I agree with Jeff Bussbang — too many entrepreneurs play the VC blame game. This is when an entrepreneur complains about a VC’s incompetence, because they didn’t agree to fund the entrepreneur’s startup. I understand the frustration, and you can be sure all VCs aren’t created equal, but the more you play the blame game, and openly complain about VCs while still trying to raise money from them the harder you’ll find it.
For starters, you’ll get bitter. And that bitterness will show through during presentations. You don’t want to be in a negative frame of mind when pitching VCs.
On top of that, you never know when word will get out of your immediate circles and get back to the venture capitalists. You might share your frustrations with a handful of people, and they tell a few more people and so on. This is especially risky in smaller communities. Why take that chance?
As well, venture capitalists do speak to one another. They interact as much as entrepreneurs in a community are interacting, and word travels fast.
Finally, VCs do put a lot of credence on the individuals they choose to invest in.
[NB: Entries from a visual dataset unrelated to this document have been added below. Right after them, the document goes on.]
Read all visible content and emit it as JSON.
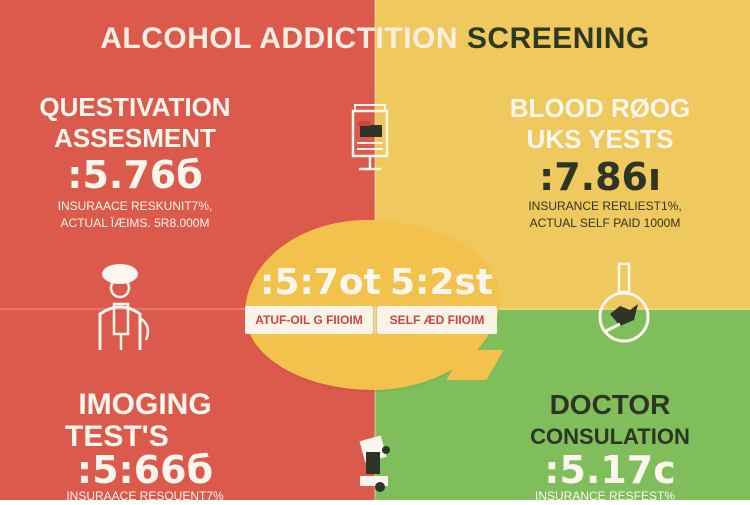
{
  "title": {
    "part1": "ALCOHOL ADDICTITION",
    "part2": "SCREENING"
  },
  "colors": {
    "red": "#dc5a4c",
    "yellow": "#efc95d",
    "green": "#80be5c",
    "cream": "#fdf6ee",
    "dark": "#2f3526"
  },
  "sections": {
    "questionnaire": {
      "heading_line1": "QUESTIVATION",
      "heading_line2": "ASSESMENT",
      "price": ":5.76б",
      "line1": "INSURAACE RESKUNIT7%,",
      "line2": "ACTUAL ÏÆIMS. 5R8.000M",
      "icon": "clipboard-doctor-icon"
    },
    "blood": {
      "heading_line1": "BLOOD  RØOG",
      "heading_line2": "UKS  YESTS",
      "price": ":7.86ı",
      "line1": "INSURANCE RERLIEST1%,",
      "line2": "ACTUAL SELF PAID   1000M",
      "icon": "blood-test-equipment-icon"
    },
    "imaging": {
      "heading_line1": "IMOGING",
      "heading_line2": "TEST'S",
      "price": ":5:66б",
      "line1": "INSURAACE RESQUENT7%",
      "icon": "imaging-device-icon"
    },
    "doctor": {
      "heading_line1": "DOCTOR",
      "heading_line2": "CONSULATION",
      "price": ":5.17с",
      "line1": "INSURANCE RESFEST%",
      "icon": "test-tube-hand-icon"
    },
    "center": {
      "price_left": ":5:7ot",
      "price_right": "5:2st",
      "label_left": "ATUF-OIL G FIIOIM",
      "label_right": "SELF ÆD  FIIOIM",
      "icon": "microscope-icon"
    }
  }
}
You can debate the importance of “you” in the equation (in comparison to your idea, intellectual property, etc.) determining whether a venture capitalist will invest or not, but it’s always high up on the priority list. If a VC doesn’t believe in you they’re not going to invest. Why risk sullying your own reputation by bashing the very people you need to find ways of working with?
It might be cool – as the radical entrepreneur, out there “beating the man” – to diss VCs, but it’s not worth it. This is especially true if you’re a first-time CEO in the process of raising money. Worse, if you’re a first-time CEO about to go raise money and you’re already dissing VCs based on what others have told you!
Albert Lai, a serial entrepreneur with multiple successes under his belt, speaks his mind frequently about the Canadian Venture Capital Industry. He was recently quoted in a Canadian Business magazine article entitled, Venture Gap which looks at the difficult state of the Canadian VC industry. Albert makes a lot of good points, and few people have come out and argued with the article, but he doesn’t go after any specific VC. And Albert’s also gone through the fundraising process numerous times in Canada. Most importantly, Albert has the ability to go to Silicon Valley and raise the money there. It makes it easier for him to speak publicly here. Not everyone has that opportunity.
We need people like Albert Lai speaking out about the startup and VC industries, and advocating change & improvement. And if you’ve ever heard Albert speak publicly, he does so brilliantly. But you shouldn’t be so emboldened by folks like Albert, or naive, to think that it’s smart and beneficial to complain about VCs and investors, assuming it won’t have a negative impact on your ability to raise money. It will. So be careful.